Yet another year has passed in a blur of waste and want, resplendent in good intentions, and captive to the grievous mistakes and wonderous successes achieved in its wake, and I marvel that i am still present to witness times gentle touch get inexorably firmer as its slow breaths draw closer to my cheeks. Birthdays seem a childs delight, yet it was with barely veiled excitement that i awoke this morning, cataloguing the days tasks mentally as I devised preemptive counter measures for the growing list of demands that seemed intent on marauding the simple joy of celebrating my own existence with the people that found themselves, some to their discomfiture, in my life.
It was early this morning when the first notes of the birthday song, the song that every child knows, and every adult can sing effortlessly, erupted in my direction, and i wanted to hold time in my hand, and forbid its passing as my daughter Taylor sang to me, her soft, lilting voice taking care with each word, as if she bled her heart onto each syllable before it passed her lips, and they fell before me in a shower of soft sighs and silky, red regard. I listened, silent, as I heard her say the words, and they weresuddenly a foreign language to me, a magical language lost to common ears, that echoed with beauty unimaginable, and i stood, transfixed and defenseless against the innocent sincerity she placed on each word, as if she bent over them as they lay down to sleep, kissing each on the forehead, smiling as she went to the next.

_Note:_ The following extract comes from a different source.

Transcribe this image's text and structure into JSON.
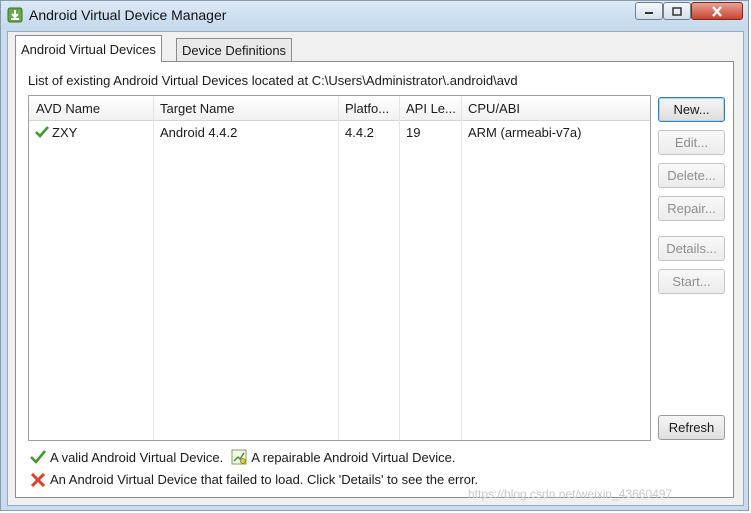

“Happy Birthday to Daddy…….”
Since she had arrived in my life, i had taken this name, and with it, the promise to try, in the most assuredly imperfect way, to cultivate her brilliant, questing mind, and to attempt to be the example by which she would measure a man. It was an honor, that name, coming from the lips of an angel, whispering the love of God in a childs song, and i could barely hold the tears as they threatened to seek refuge at her feet, and revere her name in dripping splashes along the ground. Twice today, she sang that hymn to me, and twice i fell in love with her as her sweet little voice lifted in the refrain. “Happy Birthday to Daddy….”. She was, I thought, my sweet, beautiful little girl. As she sang, the sun peered down upon the earth, its baleful eye softening with the rising beauty of her song, and the trees swayed with the words of her adoring communion.